Directed by: James Whale

Written by: Francis Edward Faragoh & Garrett Fort

Starring: Colin Clive, Mae Clarke, John Boles, Boris Karloff, Dwight Frye

Rating: [4/5]

With the many qualities humans possess in what we can create, there always seems to be a subset of the population willing to fly too close to the sun. Despite common sense leaning in one direction, they decide to go the other way because of their delusions of grandeur. Serving as its central thread, Frankenstein displays a man’s obsessive ambition in creating life and ends up getting much more than he asked for. 

High upon their laboratory, ambitious scientist Henry Frankenstein (Colin Clive) and his assistant Fritz (Dwight Frye) have assembled a human body and just need a brain to complete the reanimation of life. After selecting a troubled brain and a successful reanimation, the created monster begins to wreak havoc on this town inadvertently. 

One of the great tragedies and horror stories in all of literature, Frankenstein served as the introduction of this monster on the silver screen. The monster has captivated readers for many years and now gets displayed in a way where imagination no longer serves as a requirement. All in full force with the power potential and the fear this monster conjured from others do justice to Mary Shelley’s original novel. 

Beginning with detailing Henry’s obsessive captivation with reanimating life, the film quickly demonstrates the fine line between pushing scientific boundaries and where one can cross an ethical line. The feat accomplished by Henry unquestionably stands as a landmark in innovation but never does he stop and think whether the means or the ends have any semblance of justification. Just because some things can be done does not necessarily mean they should be. By reanimating a human being put together by parts, Henry essentially tries to play the role of a god, and the creation he receives then becomes something beyond his control. 

Leading up to the famous scene where he exalts “It’s alive,” the film works as a comedy in the way it sets up the monster not being the perfect creation Henry. Fritz enters a classroom where a professor examines two brains, one being labeled normal and the other not so much.  Fritz does not notice the difference between the two brains and luckily chooses the normal brain but when he bumps into something, he then drops the glass case, thus ruining the normal brain. This only leaves the abnormal brain as one he can grab. This scene looks like something a character in a Marx brothers film would do and demonstrates that even in a tragic story like this one, there can be a few laughs to be had. 
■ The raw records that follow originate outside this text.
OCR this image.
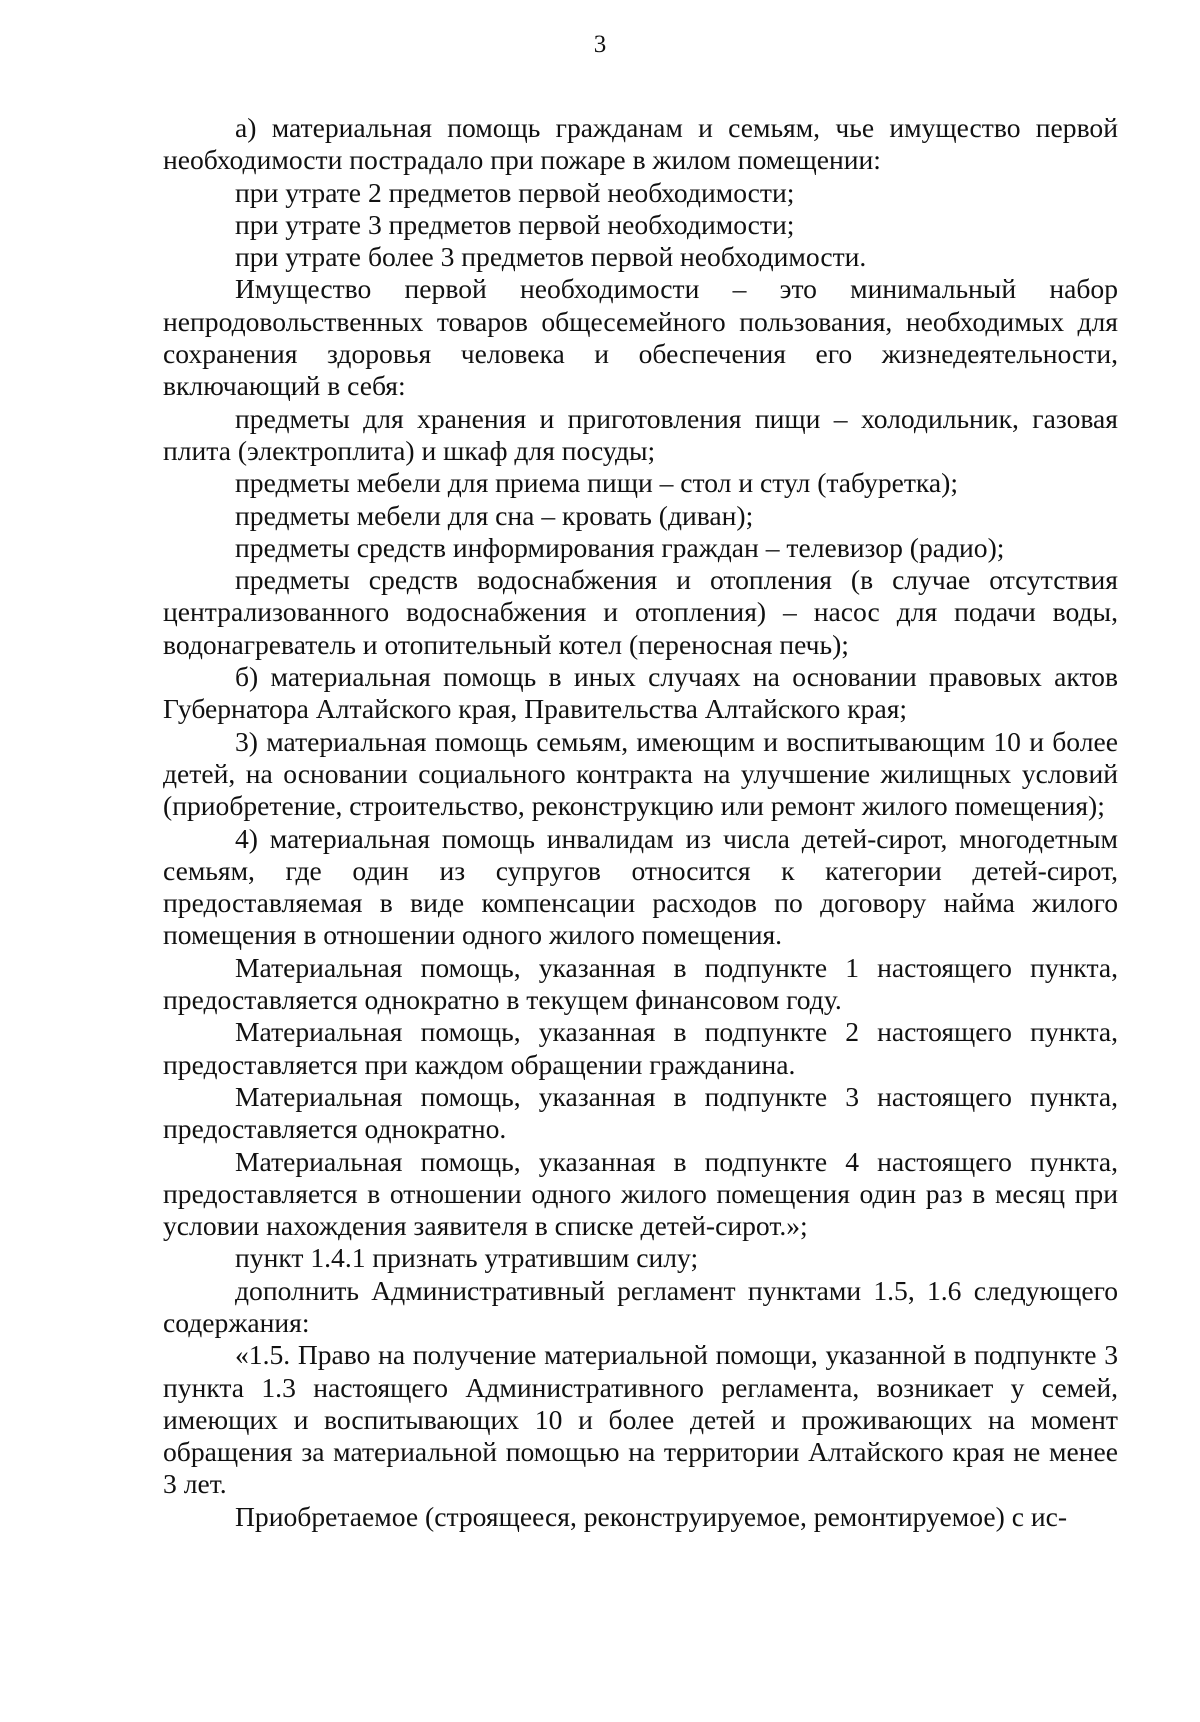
3

а) материальная помощь гражданам и семьям, чье имущество первой необходимости пострадало при пожаре в жилом помещении:

при утрате 2 предметов первой необходимости;

при утрате 3 предметов первой необходимости;

при утрате более 3 предметов первой необходимости.

Имущество первой необходимости – это минимальный набор непродовольственных товаров общесемейного пользования, необходимых для сохранения здоровья человека и обеспечения его жизнедеятельности, включающий в себя:

предметы для хранения и приготовления пищи – холодильник, газовая плита (электроплита) и шкаф для посуды;

предметы мебели для приема пищи – стол и стул (табуретка);

предметы мебели для сна – кровать (диван);

предметы средств информирования граждан – телевизор (радио);

предметы средств водоснабжения и отопления (в случае отсутствия централизованного водоснабжения и отопления) – насос для подачи воды, водонагреватель и отопительный котел (переносная печь);

б) материальная помощь в иных случаях на основании правовых актов Губернатора Алтайского края, Правительства Алтайского края;

3) материальная помощь семьям, имеющим и воспитывающим 10 и более детей, на основании социального контракта на улучшение жилищных условий (приобретение, строительство, реконструкцию или ремонт жилого помещения);

4) материальная помощь инвалидам из числа детей-сирот, многодетным семьям, где один из супругов относится к категории детей-сирот, предоставляемая в виде компенсации расходов по договору найма жилого помещения в отношении одного жилого помещения.

Материальная помощь, указанная в подпункте 1 настоящего пункта, предоставляется однократно в текущем финансовом году.

Материальная помощь, указанная в подпункте 2 настоящего пункта, предоставляется при каждом обращении гражданина.

Материальная помощь, указанная в подпункте 3 настоящего пункта, предоставляется однократно.

Материальная помощь, указанная в подпункте 4 настоящего пункта, предоставляется в отношении одного жилого помещения один раз в месяц при условии нахождения заявителя в списке детей-сирот.»;

пункт 1.4.1 признать утратившим силу;

дополнить Административный регламент пунктами 1.5, 1.6 следующего содержания:

«1.5. Право на получение материальной помощи, указанной в подпункте 3 пункта 1.3 настоящего Административного регламента, возникает у семей, имеющих и воспитывающих 10 и более детей и проживающих на момент обращения за материальной помощью на территории Алтайского края не менее 3 лет.

Приобретаемое (строящееся, реконструируемое, ремонтируемое) с ис-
The immorality of Henry’s actions only gets exacerbated upon the arrival of the monster as it quickly gets labeled as something that should be chained up and destroyed if it cannot be controlled. It speaks more about the creator than the creation seeing as this monster has the appearance of a brute but the soul of a newborn. This becomes much clearer in the iconic scene the monster has with the young girl by the pond. A heartbreaking scene and one where you know the end result but it does not get any less difficult to watch how such an innocent act can result in a tragic moment. With the monster and the girl being most likely in the same place developmentally, the only difference lies in their physical size, which contributes to this monster’s fate. 

Imposing in size and emotionally fragile, the way Boris Karloff portrays the monster has gone down in history as one of the most iconic characters ever put on screen. Karloff displays the sheer physicality required of this role to put the fear of God to anyone who comes across him. Without many lines of dialogue to operate with, it all comes down to the humanity Karloff could display using mere grunts and body movements. Even with this restriction, he manages to evoke so much of the confusion and pain this monster has due to him discovering how cruel this world can be. 

A tale as old as time, Frankenstein, brings forth the classic story of this monster with the sharpness necessary. The introduction at the very beginning warning about the content of this feature sets it up wonderfully. I cannot imagine what it must have been for people of this era to watch this feature and it only gets more disturbing as time goes on seeing as with the advancement of technology, it would not be the biggest surprise for someone to try this. This story serves as a warning but that has not stopped humans from doing irresponsible things before.